I often notice that in many (not all) discussions about utility functions, one side is "for" their relevance, while others tend to be "against" their usefulness, without explicitly saying what they mean. I don't think this is causing any deep confusions among researchers here, but I'd still like to take a stab at disambiguating some of this, if nothing else for my own sake. Here are some distinct (albeit related) ways that utility functions can come up in AI safety, in terms of what assumptions/hypotheses they give rise to:
AGI utility hypothesis: The first AGI will behave as if it is maximizing some utility function
ASI utility hypothesis: As AI capabilities improve well beyond human-level, it will behave more and more as if it is maximizing some utility function (or will have already reached that ideal earlier and stayed there)
Human utility hypothesis: Even though in some experimental contexts humans seem to not even be particularly goal-directed, utility functions are often a useful model of human preferences to use in AI safety research
Coherent Extrapolated Volition (CEV) hypothesis: For a given human H, there exists some utility function V such that if H is given the appropriate time/resources for reflection, H's values would converge to V
Some points to be made:
- The "Goals vs Utility Functions" chapter of Rohin's Value Learning sequence, and the resulting discussion focused on differing intuitions about the AGI and ASI utility hypotheses. Specifically, the main post there pointed out that seemingly anything can be trivially modeled as being a "utility maximizer" (further discussion here), whereas only some intelligent agents can be described as being "goal-directed" (as defined in this post), and the latter is a more useful concept for reasoning about AI safety.
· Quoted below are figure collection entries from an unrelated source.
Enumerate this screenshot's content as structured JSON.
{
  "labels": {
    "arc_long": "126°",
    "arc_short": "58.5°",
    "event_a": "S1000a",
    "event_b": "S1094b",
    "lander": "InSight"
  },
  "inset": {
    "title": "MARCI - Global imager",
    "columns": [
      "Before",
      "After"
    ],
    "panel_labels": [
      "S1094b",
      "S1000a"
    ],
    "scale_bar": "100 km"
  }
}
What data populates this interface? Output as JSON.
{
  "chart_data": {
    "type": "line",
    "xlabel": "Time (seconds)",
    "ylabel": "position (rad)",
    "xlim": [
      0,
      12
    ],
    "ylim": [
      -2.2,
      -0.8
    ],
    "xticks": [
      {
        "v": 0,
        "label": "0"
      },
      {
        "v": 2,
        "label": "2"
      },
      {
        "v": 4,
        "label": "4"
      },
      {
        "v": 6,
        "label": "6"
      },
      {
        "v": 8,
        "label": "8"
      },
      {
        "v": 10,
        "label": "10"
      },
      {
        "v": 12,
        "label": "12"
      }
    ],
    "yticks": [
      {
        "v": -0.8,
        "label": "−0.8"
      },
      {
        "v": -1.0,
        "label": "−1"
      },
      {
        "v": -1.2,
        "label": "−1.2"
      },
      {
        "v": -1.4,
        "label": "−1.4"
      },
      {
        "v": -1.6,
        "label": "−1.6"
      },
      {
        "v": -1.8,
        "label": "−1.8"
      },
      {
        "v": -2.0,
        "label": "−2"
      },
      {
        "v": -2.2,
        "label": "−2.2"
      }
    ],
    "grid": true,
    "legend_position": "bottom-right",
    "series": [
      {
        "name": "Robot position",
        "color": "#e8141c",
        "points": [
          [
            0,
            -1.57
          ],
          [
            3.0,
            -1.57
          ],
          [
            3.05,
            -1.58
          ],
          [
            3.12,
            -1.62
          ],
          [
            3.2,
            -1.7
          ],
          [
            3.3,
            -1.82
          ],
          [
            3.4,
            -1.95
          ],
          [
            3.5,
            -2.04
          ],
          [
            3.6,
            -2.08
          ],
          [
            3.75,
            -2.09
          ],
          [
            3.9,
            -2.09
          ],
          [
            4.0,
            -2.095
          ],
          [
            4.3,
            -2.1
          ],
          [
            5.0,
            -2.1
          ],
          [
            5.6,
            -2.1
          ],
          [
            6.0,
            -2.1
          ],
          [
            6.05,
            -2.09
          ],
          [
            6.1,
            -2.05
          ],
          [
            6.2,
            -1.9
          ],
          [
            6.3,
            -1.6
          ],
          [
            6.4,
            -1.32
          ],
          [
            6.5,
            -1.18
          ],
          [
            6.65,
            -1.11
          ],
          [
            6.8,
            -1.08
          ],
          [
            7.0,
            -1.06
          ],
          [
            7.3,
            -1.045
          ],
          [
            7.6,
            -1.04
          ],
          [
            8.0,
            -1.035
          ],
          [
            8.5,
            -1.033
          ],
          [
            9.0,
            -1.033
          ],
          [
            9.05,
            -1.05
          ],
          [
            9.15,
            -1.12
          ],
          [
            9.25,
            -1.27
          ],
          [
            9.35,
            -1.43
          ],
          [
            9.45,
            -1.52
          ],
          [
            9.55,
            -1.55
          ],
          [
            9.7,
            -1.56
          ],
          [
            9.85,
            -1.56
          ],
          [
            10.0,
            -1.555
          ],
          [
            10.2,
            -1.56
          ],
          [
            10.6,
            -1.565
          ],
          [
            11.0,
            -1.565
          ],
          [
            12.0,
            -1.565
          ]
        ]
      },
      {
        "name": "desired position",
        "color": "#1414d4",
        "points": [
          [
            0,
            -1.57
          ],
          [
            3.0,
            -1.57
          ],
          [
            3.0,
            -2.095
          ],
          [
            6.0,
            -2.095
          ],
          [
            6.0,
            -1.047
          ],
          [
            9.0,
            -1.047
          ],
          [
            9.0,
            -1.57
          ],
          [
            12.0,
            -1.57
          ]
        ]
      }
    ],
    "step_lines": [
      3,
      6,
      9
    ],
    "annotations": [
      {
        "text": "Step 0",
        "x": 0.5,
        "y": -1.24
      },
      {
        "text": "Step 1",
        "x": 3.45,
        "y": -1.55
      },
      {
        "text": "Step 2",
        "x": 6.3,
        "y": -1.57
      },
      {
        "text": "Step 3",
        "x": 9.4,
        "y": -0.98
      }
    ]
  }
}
- AGI utility doesn't logically imply ASI utility, but I'd be surprised if anyone thinks it's very plausible for the former to be true while the latter fails. In particular, the coherence arguments and other pressures that move agents toward VNM seem to roughly scale with capabilities. A plausible stance could be that we should expect most ASIs to hew close to the VNM ideal, but these pressures aren't quite so overwhelming at the AGI level; in particular, humans are fairly goal-directed but only "partially" VNM, so the goal-directedness pressures on an AGI will likely be at this order of magnitude. Depending on takeoff speeds, we might get many years to try aligning AGIs at this level of goal-directedness, which seems less dangerous than playing sorcerer's apprentice with VNM-based AGIs at the same level of capability.(Note: I might be reifying VNM here too much, in thinking of things having a measure of "goal-directedness" with "very goal-directed" approximating VNM. But this basic picture could be wrong in all sorts of ways.)
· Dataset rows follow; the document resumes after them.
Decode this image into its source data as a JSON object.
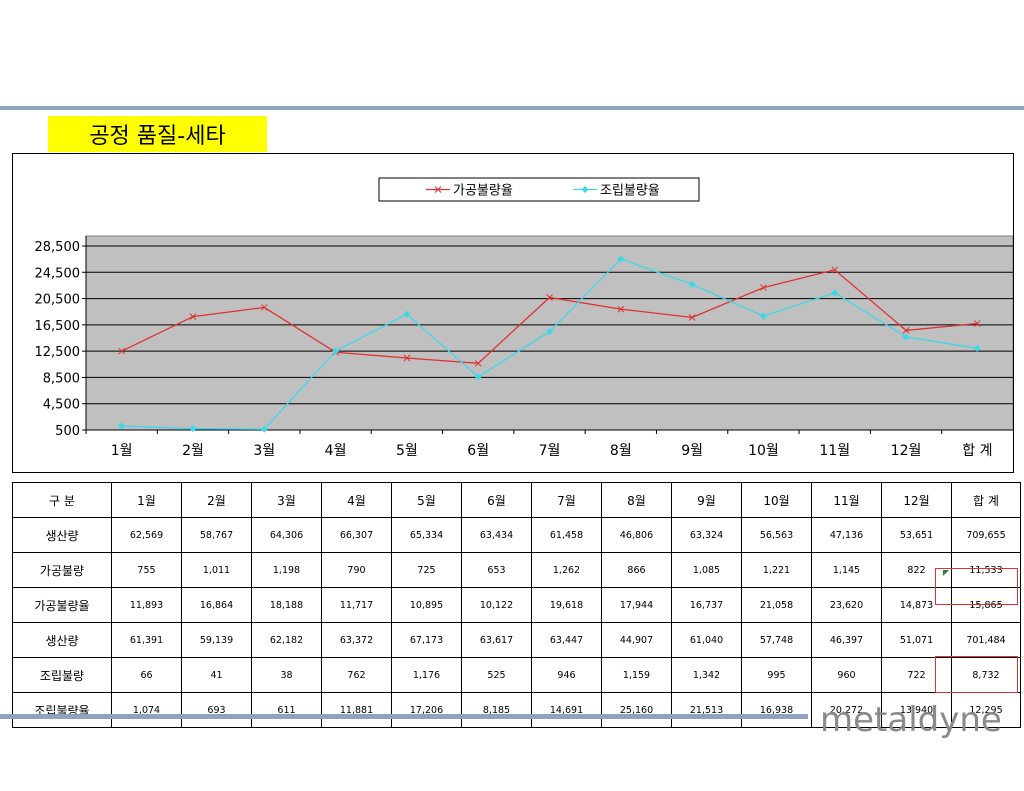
{
  "page_title": "공정 품질-세타",
  "logo_text": "metaldyne",
  "colors": {
    "title_bg": "#ffff00",
    "rule": "#8fa3c0",
    "plot_bg": "#c0c0c0",
    "series1": "#e03030",
    "series2": "#3fd8e8",
    "highlight": "#e03030"
  },
  "chart_data": {
    "type": "line",
    "categories": [
      "1월",
      "2월",
      "3월",
      "4월",
      "5월",
      "6월",
      "7월",
      "8월",
      "9월",
      "10월",
      "11월",
      "12월",
      "합 계"
    ],
    "y_ticks": [
      "28,500",
      "24,500",
      "20,500",
      "16,500",
      "12,500",
      "8,500",
      "4,500",
      "500"
    ],
    "ylim": [
      500,
      28500
    ],
    "legend_position": "top-center",
    "grid": true,
    "series": [
      {
        "name": "가공불량율",
        "color": "#e03030",
        "marker": "x",
        "values": [
          11893,
          16864,
          18188,
          11717,
          10895,
          10122,
          19618,
          17944,
          16737,
          21058,
          23620,
          14873,
          15865
        ]
      },
      {
        "name": "조립불량율",
        "color": "#3fd8e8",
        "marker": "diamond",
        "values": [
          1074,
          693,
          611,
          11881,
          17206,
          8185,
          14691,
          25160,
          21513,
          16938,
          20272,
          13940,
          12295
        ]
      }
    ]
  },
  "table": {
    "headers": [
      "구  분",
      "1월",
      "2월",
      "3월",
      "4월",
      "5월",
      "6월",
      "7월",
      "8월",
      "9월",
      "10월",
      "11월",
      "12월",
      "합 계"
    ],
    "rows": [
      [
        "생산량",
        "62,569",
        "58,767",
        "64,306",
        "66,307",
        "65,334",
        "63,434",
        "61,458",
        "46,806",
        "63,324",
        "56,563",
        "47,136",
        "53,651",
        "709,655"
      ],
      [
        "가공불량",
        "755",
        "1,011",
        "1,198",
        "790",
        "725",
        "653",
        "1,262",
        "866",
        "1,085",
        "1,221",
        "1,145",
        "822",
        "11,533"
      ],
      [
        "가공불량율",
        "11,893",
        "16,864",
        "18,188",
        "11,717",
        "10,895",
        "10,122",
        "19,618",
        "17,944",
        "16,737",
        "21,058",
        "23,620",
        "14,873",
        "15,865"
      ],
      [
        "생산량",
        "61,391",
        "59,139",
        "62,182",
        "63,372",
        "67,173",
        "63,617",
        "63,447",
        "44,907",
        "61,040",
        "57,748",
        "46,397",
        "51,071",
        "701,484"
      ],
      [
        "조립불량",
        "66",
        "41",
        "38",
        "762",
        "1,176",
        "525",
        "946",
        "1,159",
        "1,342",
        "995",
        "960",
        "722",
        "8,732"
      ],
      [
        "조립불량율",
        "1,074",
        "693",
        "611",
        "11,881",
        "17,206",
        "8,185",
        "14,691",
        "25,160",
        "21,513",
        "16,938",
        "20,272",
        "13,940",
        "12,295"
      ]
    ]
  }
}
- The human utility hypothesis is much more vague than the others, and seems ultimately context-dependent. To my knowledge, the main argument in its favor is the fact that most of economics is founded on it. On the other hand, behavioral economists have formulated models like prospect theory for when greater precision is required than the simplistic VNM model gives, not to mention the cases where it breaks down more drastically. I haven't seen prospect theory used in AI safety research; I'm not sure if this reflects more a) the size of the field and the fact that few researchers have had much need to explicitly model human preferences, or b) that we don't need to model humans more than superficially. since this kind of research is still at a very early theoretical stage with all sorts of real-world error terms abounding.
- The CEV hypothesis can be strengthened, consistent with Yudkowsky's original vision, to say that every human will converge to about the same values. But the extra "values converge" assumption seems orthogonal to one's opinions about the relevance of utility functions, so I'm not including it in the above list.
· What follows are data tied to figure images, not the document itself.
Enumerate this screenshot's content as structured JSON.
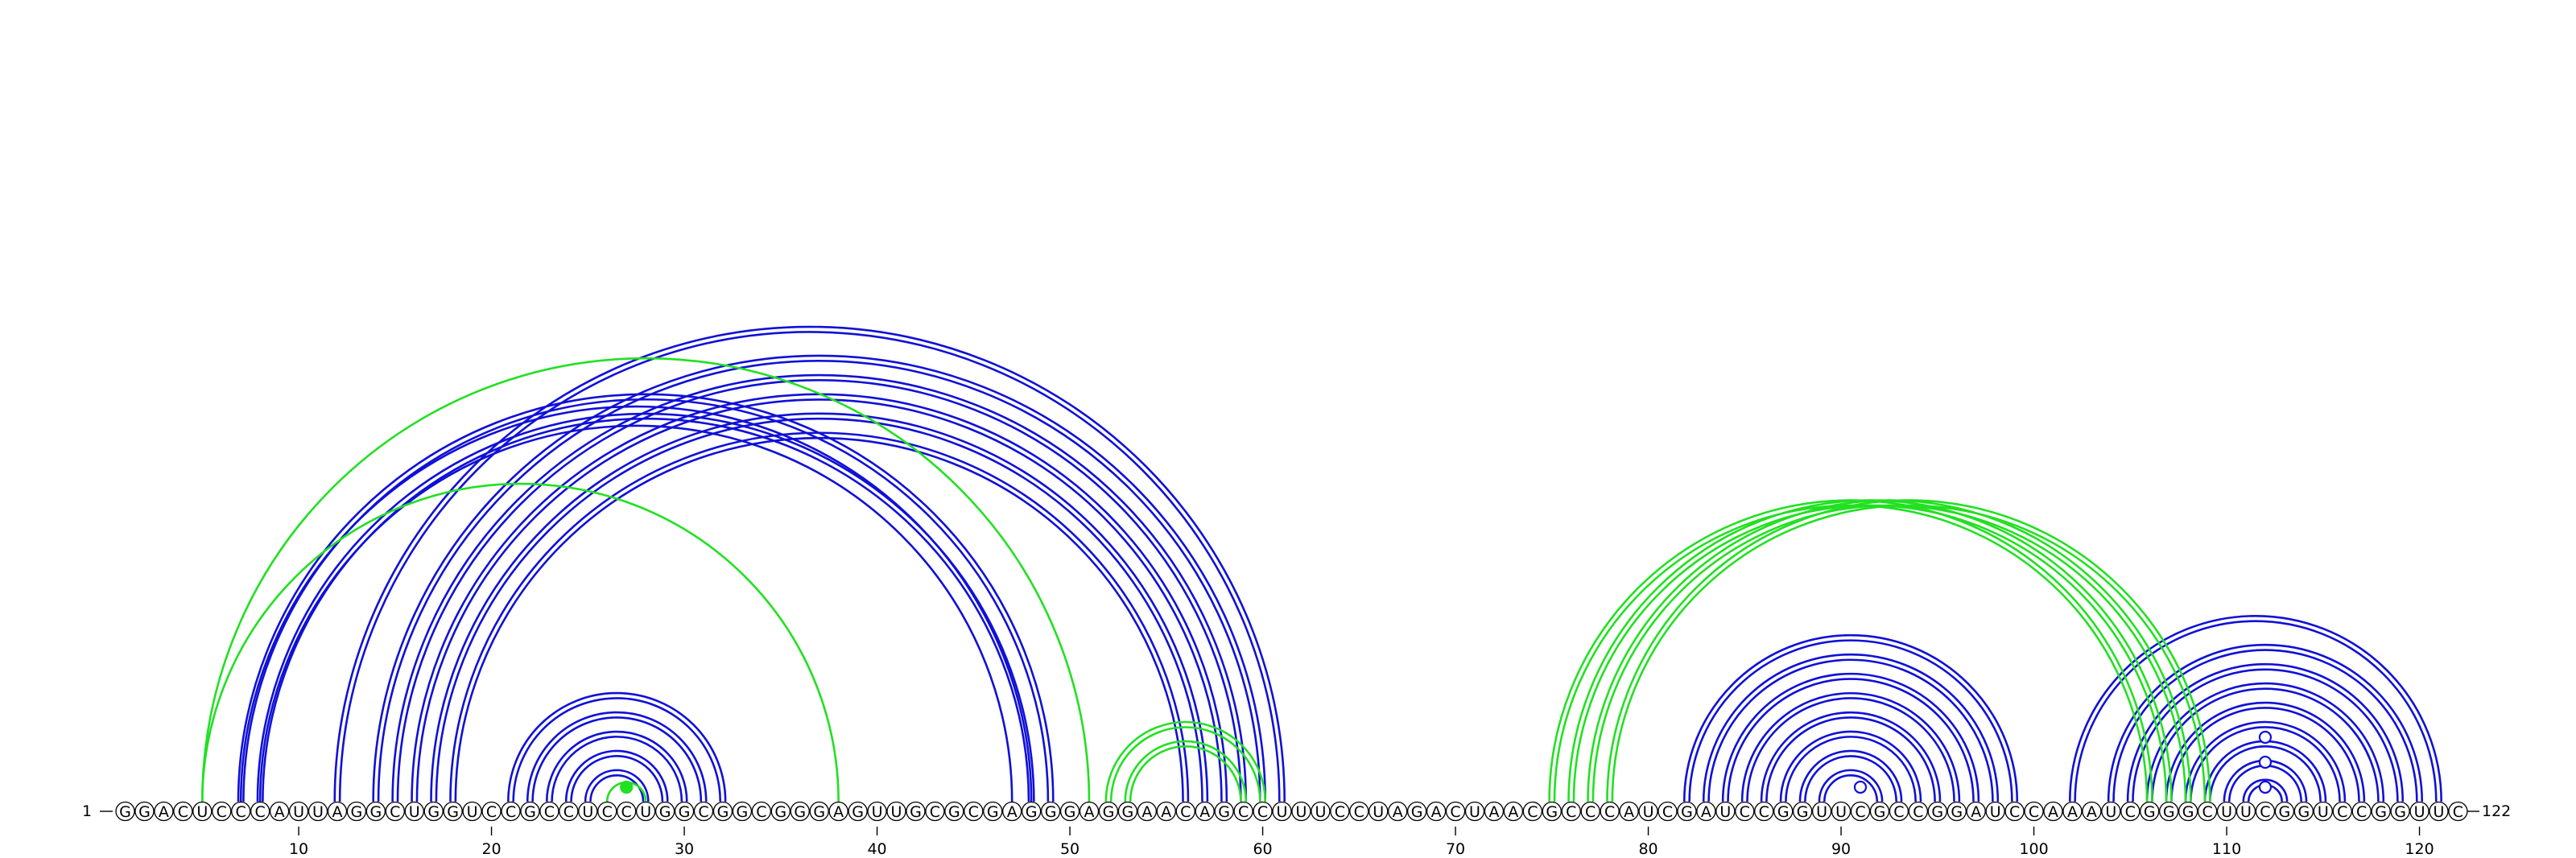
{
  "sequence": "GGACUCCCAUUAGGCUGGUCCGCCUCCUGGCGGCGGGAGUUGCGCGAGGGAGGAACAGCCUUUCCUAGACUAACGCCCAUCGAUCCGGUUCGCCGGAUCCAAAUCGGGCUUCGGUCCGGUUC",
  "start_label": "1",
  "end_label": "122",
  "ticks": [
    {
      "pos": 10,
      "label": "10"
    },
    {
      "pos": 20,
      "label": "20"
    },
    {
      "pos": 30,
      "label": "30"
    },
    {
      "pos": 40,
      "label": "40"
    },
    {
      "pos": 50,
      "label": "50"
    },
    {
      "pos": 60,
      "label": "60"
    },
    {
      "pos": 70,
      "label": "70"
    },
    {
      "pos": 80,
      "label": "80"
    },
    {
      "pos": 90,
      "label": "90"
    },
    {
      "pos": 100,
      "label": "100"
    },
    {
      "pos": 110,
      "label": "110"
    },
    {
      "pos": 120,
      "label": "120"
    }
  ],
  "colors": {
    "blue": "#1010d8",
    "green": "#22e022",
    "blue_dark": "#0000c8"
  },
  "arc_groups": [
    {
      "color": "blue",
      "double": true,
      "pairs": [
        [
          21,
          32
        ],
        [
          22,
          31
        ],
        [
          23,
          30
        ],
        [
          24,
          29
        ],
        [
          25,
          28
        ]
      ]
    },
    {
      "color": "blue",
      "double": true,
      "pairs": [
        [
          7,
          49
        ],
        [
          8,
          48
        ]
      ]
    },
    {
      "color": "blue",
      "double": false,
      "pairs": [
        [
          7,
          48
        ],
        [
          8,
          47
        ]
      ]
    },
    {
      "color": "blue",
      "double": true,
      "pairs": [
        [
          12,
          61
        ],
        [
          14,
          60
        ],
        [
          15,
          59
        ],
        [
          16,
          58
        ],
        [
          17,
          57
        ],
        [
          18,
          56
        ]
      ]
    },
    {
      "color": "blue",
      "double": true,
      "pairs": [
        [
          82,
          99
        ],
        [
          83,
          98
        ],
        [
          84,
          97
        ],
        [
          85,
          96
        ],
        [
          86,
          95
        ],
        [
          87,
          94
        ],
        [
          88,
          93
        ],
        [
          89,
          92
        ]
      ]
    },
    {
      "color": "blue",
      "double": true,
      "pairs": [
        [
          102,
          121
        ],
        [
          104,
          120
        ],
        [
          105,
          119
        ],
        [
          106,
          118
        ],
        [
          107,
          117
        ],
        [
          108,
          116
        ],
        [
          109,
          115
        ],
        [
          110,
          114
        ],
        [
          111,
          113
        ]
      ]
    },
    {
      "color": "green",
      "double": false,
      "pairs": [
        [
          5,
          51
        ],
        [
          5,
          38
        ],
        [
          26,
          28
        ]
      ]
    },
    {
      "color": "green",
      "double": true,
      "pairs": [
        [
          52,
          60
        ],
        [
          53,
          59
        ]
      ]
    },
    {
      "color": "green",
      "double": true,
      "pairs": [
        [
          75,
          106
        ],
        [
          76,
          107
        ],
        [
          77,
          108
        ],
        [
          78,
          109
        ]
      ]
    }
  ],
  "markers": [
    {
      "pos": 27,
      "height": 1,
      "style": "filled",
      "color": "green"
    },
    {
      "pos": 91,
      "height": 1,
      "style": "open",
      "color": "blue"
    },
    {
      "pos": 112,
      "height": 1,
      "style": "open",
      "color": "blue"
    },
    {
      "pos": 112,
      "height": 3,
      "style": "open",
      "color": "blue"
    },
    {
      "pos": 112,
      "height": 5,
      "style": "open",
      "color": "blue"
    }
  ]
}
- In practice a given researcher's opinions on these tend to be correlated, so it makes sense to talk of "pro-utility" and "anti-utility" viewpoints. But I'd guess the correlation is far from perfect, and at any rate, the arguments connecting these hypotheses seem somewhat tenuous.
Ok, I see what you mean about independence of irrelevant alternatives only being a real coherence condition when the probabilities are objective (or otherwise known to be equal because they come from the same source, even if there isn't an objective way of saying what their common probability is).
But I disagree that this makes VNM only applicable to settings in which all sources of uncertainty have objectively correct probabilities. As I said in my previous comment, you only need there to exist some source of objective probabilities, and you can then use preferences over lotteries involving objective probabilities and preferences over related lotteries involving other sources of uncertainty to determine what probability the agent must assign for those other sources of uncertainty.
Re: the difference between VNM and Bayesian expected utility maximization, I take it from the word "Bayesian" that the way you're supposed to choose between actions does involve first coming up with probabilities of each outcome resulting from each action, and from "expected utility maximization", that these probabilities are to be used in exactly the way the VNM theorem says they should be. Since the VNM theorem does not make any assumptions about where the probabilities came from, these still sound essentially the same, except with Bayesian expected utility maximization being framed to emphasize that you have to get the probabilities somehow first.